I want to delete two different characters at the beginning and end of my_string with gsub.. But I managed to delete only one..
local my_string = "[I wish you a happy birthday]"
local new_string = bouquet:gsub('%]', '')
print(new_string)
How can I create the right gsub pattern?
you can do something like this:
local new_string = my_string:match("^%[(.*)]$")
explanation: Match a string that starts with [ and ends with ] and return just what's between the two. For any other strings, it will just return them as is.
You can use
local new_string = my_string:gsub('^%[(.*)]$', '%1')
See this Lua demo. The ^%[(.*)]$ pattern matches
^ - start of string%[ - a literal [ char(.*) - captures any zero or more chars into Group 1 (%1 refers to this value from the replacement pattern)] - a ] char$ - end of string.Alternatively, you can use
local new_string = string.gsub(my_string:gsub('^%[', ''), ']$', '')
See this Lua demo online.
The ^%[ pattern matches a [ at the start of the string and ]$ matches the ] char at the end of the string.

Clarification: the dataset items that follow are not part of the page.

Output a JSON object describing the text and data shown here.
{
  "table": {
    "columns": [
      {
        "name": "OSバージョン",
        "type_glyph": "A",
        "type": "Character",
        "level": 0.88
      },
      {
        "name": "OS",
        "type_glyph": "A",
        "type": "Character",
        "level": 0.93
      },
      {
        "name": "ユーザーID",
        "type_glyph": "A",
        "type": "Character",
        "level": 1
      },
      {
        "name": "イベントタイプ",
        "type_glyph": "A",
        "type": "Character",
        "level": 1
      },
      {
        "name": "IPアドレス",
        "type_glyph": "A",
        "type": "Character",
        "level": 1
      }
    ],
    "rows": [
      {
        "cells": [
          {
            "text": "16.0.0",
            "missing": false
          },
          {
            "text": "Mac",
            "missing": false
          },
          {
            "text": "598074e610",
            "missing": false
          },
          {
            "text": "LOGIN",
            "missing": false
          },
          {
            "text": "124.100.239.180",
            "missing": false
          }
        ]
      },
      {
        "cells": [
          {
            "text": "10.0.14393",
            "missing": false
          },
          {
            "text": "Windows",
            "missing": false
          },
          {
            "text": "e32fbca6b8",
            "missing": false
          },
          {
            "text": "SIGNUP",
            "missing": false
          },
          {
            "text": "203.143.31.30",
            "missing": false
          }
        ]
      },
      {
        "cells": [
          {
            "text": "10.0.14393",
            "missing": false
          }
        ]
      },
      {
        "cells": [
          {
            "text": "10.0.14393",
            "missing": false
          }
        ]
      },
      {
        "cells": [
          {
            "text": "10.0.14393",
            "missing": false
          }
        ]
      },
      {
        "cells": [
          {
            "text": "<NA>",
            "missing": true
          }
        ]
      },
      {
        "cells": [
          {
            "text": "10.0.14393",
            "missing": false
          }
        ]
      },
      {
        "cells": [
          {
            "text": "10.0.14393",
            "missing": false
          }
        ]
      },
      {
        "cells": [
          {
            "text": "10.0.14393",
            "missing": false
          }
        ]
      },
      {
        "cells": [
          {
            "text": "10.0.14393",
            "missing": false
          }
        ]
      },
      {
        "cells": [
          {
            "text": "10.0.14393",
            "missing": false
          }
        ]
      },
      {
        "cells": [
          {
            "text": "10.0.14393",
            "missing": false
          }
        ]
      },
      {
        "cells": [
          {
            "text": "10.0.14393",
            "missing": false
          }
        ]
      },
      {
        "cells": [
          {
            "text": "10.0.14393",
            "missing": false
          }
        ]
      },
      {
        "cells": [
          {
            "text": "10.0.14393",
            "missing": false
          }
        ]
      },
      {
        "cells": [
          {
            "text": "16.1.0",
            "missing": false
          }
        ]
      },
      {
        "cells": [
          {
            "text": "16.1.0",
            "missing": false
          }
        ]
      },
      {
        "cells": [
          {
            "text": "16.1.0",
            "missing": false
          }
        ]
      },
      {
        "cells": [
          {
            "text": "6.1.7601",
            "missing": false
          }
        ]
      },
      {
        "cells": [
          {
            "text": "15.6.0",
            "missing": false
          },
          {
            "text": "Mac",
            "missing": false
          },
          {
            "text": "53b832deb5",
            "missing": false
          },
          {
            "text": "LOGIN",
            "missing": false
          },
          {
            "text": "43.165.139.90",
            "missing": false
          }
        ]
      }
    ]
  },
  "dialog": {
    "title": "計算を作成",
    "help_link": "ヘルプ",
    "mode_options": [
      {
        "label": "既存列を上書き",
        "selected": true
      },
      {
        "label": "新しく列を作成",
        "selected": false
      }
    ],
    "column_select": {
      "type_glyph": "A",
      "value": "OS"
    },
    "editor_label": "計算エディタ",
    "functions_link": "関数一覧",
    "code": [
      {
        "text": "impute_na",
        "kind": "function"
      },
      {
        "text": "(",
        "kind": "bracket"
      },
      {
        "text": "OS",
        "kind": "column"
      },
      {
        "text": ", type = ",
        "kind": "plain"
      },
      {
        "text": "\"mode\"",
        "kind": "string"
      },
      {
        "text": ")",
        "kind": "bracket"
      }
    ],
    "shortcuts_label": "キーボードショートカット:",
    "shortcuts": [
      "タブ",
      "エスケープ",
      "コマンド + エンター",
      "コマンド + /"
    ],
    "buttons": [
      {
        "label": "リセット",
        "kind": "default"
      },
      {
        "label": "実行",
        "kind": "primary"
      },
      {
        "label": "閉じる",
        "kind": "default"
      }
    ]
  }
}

If there is no need to check if [ and ] positions, just use
local new_string = my_string:gsub('[][]', '')
See the Lua demo.
The [][] pattern matches either a ] char or a [ char.
Since you know the basic pattern for gsub, I suggest a easy way to solve you problem.
local new_string = my_string:gsub('%]',''):gsub('%[','')
So...
do
local my_string="[I wish you a happy birthday]"
local new_string=my_string:gsub('[%[%]]','',2)
print(new_string)
end
...leads to the desired output. The % escapes the [ and ] - Like in other languages the \ do.